Iserhoff is modest, but the work he’s putting in for the Fighting Walleye
is noteworthy and impressive. His background – having grown up in a First
Nations family, his path to junior hockey, his knowledge of the game – is
an incredible asset for the Kam River club.
They’re also important when he visits a family of a young hockey player and
talks to them about the benefits of joining the Fighting Walleye.

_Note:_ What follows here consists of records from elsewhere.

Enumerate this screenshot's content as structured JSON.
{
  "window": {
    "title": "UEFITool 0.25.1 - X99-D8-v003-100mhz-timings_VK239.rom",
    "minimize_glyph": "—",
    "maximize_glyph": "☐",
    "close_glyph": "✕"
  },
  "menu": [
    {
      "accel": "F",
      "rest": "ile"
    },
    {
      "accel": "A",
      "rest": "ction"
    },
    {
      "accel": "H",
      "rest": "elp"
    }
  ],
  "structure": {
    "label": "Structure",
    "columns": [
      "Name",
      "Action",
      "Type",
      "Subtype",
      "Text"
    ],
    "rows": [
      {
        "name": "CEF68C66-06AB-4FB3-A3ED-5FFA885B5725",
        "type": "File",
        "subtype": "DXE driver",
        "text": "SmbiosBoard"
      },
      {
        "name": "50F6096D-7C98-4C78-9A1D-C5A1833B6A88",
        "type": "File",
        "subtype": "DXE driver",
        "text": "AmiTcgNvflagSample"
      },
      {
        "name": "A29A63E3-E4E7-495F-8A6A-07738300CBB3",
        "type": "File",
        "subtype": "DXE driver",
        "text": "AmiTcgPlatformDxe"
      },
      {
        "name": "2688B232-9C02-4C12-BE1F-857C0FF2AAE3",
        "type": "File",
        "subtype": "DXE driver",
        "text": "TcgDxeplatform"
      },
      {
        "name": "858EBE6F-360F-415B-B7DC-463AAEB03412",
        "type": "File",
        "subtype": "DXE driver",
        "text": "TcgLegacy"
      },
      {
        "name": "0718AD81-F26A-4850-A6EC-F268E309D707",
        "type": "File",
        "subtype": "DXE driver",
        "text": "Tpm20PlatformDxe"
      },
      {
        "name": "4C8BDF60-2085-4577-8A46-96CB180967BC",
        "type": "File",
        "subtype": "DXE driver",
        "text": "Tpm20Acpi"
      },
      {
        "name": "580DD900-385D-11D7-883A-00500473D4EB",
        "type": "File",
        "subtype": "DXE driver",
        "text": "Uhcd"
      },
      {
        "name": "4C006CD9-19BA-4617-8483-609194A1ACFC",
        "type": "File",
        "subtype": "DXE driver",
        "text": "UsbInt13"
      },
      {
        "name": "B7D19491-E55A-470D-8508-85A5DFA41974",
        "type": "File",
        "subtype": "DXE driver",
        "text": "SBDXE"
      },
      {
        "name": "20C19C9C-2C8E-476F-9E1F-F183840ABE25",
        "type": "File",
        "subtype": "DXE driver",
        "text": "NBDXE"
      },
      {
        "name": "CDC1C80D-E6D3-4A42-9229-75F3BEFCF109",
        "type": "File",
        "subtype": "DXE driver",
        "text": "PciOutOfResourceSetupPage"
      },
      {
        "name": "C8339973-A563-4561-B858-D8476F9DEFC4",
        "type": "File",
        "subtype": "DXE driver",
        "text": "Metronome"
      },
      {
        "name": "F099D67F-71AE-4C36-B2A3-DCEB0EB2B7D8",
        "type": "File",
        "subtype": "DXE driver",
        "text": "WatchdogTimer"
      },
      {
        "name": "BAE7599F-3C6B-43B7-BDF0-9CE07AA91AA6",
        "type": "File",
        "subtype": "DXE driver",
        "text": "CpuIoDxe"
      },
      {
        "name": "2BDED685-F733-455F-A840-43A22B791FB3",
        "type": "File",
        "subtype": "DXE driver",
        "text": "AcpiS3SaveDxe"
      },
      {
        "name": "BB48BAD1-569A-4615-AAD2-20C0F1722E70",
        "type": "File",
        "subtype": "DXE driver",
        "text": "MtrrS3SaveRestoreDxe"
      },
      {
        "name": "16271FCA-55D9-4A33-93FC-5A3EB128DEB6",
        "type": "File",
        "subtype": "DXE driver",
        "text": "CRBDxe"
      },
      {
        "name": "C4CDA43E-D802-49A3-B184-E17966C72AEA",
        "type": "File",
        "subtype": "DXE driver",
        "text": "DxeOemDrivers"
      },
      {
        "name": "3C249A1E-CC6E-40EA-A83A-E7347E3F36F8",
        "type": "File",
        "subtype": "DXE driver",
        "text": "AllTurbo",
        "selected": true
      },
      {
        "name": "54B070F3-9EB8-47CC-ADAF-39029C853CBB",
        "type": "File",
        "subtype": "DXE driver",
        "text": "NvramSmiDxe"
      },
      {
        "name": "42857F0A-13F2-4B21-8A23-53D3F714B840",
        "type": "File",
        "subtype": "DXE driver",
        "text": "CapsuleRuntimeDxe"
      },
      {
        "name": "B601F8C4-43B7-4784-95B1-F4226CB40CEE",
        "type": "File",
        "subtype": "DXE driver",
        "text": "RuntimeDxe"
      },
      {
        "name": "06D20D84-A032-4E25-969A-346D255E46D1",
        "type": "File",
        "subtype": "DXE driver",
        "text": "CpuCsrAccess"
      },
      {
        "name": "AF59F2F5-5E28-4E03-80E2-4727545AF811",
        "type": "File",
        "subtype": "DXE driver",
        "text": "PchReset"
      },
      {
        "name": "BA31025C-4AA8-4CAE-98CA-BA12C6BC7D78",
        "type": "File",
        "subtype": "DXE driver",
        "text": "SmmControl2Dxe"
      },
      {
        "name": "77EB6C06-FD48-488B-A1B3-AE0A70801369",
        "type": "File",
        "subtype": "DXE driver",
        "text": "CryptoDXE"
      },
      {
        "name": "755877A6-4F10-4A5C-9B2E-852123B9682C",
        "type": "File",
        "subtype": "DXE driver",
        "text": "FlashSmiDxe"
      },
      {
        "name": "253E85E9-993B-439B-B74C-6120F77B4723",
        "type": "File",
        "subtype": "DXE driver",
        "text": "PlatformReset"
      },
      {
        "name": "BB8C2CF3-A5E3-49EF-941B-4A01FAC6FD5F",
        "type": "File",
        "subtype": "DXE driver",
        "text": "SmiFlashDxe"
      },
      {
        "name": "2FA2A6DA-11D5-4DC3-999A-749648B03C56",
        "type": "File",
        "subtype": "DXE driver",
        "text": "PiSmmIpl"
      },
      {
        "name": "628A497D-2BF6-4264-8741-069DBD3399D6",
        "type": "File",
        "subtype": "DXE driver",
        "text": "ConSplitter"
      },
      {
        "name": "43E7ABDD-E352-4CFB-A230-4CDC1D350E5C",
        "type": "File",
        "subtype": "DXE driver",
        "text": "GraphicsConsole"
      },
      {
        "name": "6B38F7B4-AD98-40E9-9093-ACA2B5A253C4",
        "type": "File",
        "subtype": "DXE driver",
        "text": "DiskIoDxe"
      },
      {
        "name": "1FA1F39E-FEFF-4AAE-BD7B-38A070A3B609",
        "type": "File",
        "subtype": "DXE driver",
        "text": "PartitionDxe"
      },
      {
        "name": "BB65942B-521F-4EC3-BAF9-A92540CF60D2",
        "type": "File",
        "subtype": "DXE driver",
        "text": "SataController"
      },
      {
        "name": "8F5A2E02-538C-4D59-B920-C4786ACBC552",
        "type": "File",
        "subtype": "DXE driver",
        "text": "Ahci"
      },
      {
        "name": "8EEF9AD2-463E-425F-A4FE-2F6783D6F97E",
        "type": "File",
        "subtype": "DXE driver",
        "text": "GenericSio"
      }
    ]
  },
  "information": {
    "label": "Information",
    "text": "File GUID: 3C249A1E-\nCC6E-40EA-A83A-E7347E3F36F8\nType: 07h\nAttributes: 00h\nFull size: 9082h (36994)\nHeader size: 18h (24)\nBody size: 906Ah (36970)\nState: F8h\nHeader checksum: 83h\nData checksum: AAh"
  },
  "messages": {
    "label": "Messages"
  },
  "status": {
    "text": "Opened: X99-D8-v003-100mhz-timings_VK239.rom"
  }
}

“It’s very important for parents to trust. You’re sending your son to live
in a totally different city and meet new people,” says Iserhoff. “Me,
talking to parents to try and sell the idea for their son to play junior
hockey goes a long way. Having those contacts that are reaching out to me,
to back me up and say, ‘Yeah, this is good for your son’ and ‘Yes, your son
can play junior hockey.’
“Some communities are maybe 500 to 1,000 people and then if you go to a
city like Thunder Bay, it’s over 110,000 people, so you really get a
culture shock and brand-new surroundings. So it will take time to get used
to. Once you do get used to it, you’re going to have the time of your life
playing junior hockey.”
The Fighting Walleye currently have 11 players on their active roster who
come from First Nations communities. The club is holding a prospects camp
in late August and are expecting players from northern Ontario and as far
away as Nunavut.
Iserhoff, who hosts a podcast called Rez Hockey where he interviews First
Nations players and shares their stories, is blazing a trail that he hopes
many others will take as he knows there’s talent out there.
“I hope so, I hope it becomes a trend because there’s enough talent for a
lot of junior teams to have First Nations kids on their teams,” he says.
“I’m humbled to be the first one in Canada but I was able to have a lot of
mentors and people I looked up to in hockey so I think it’s my turn to pay
back what I was taught and who I learned from.”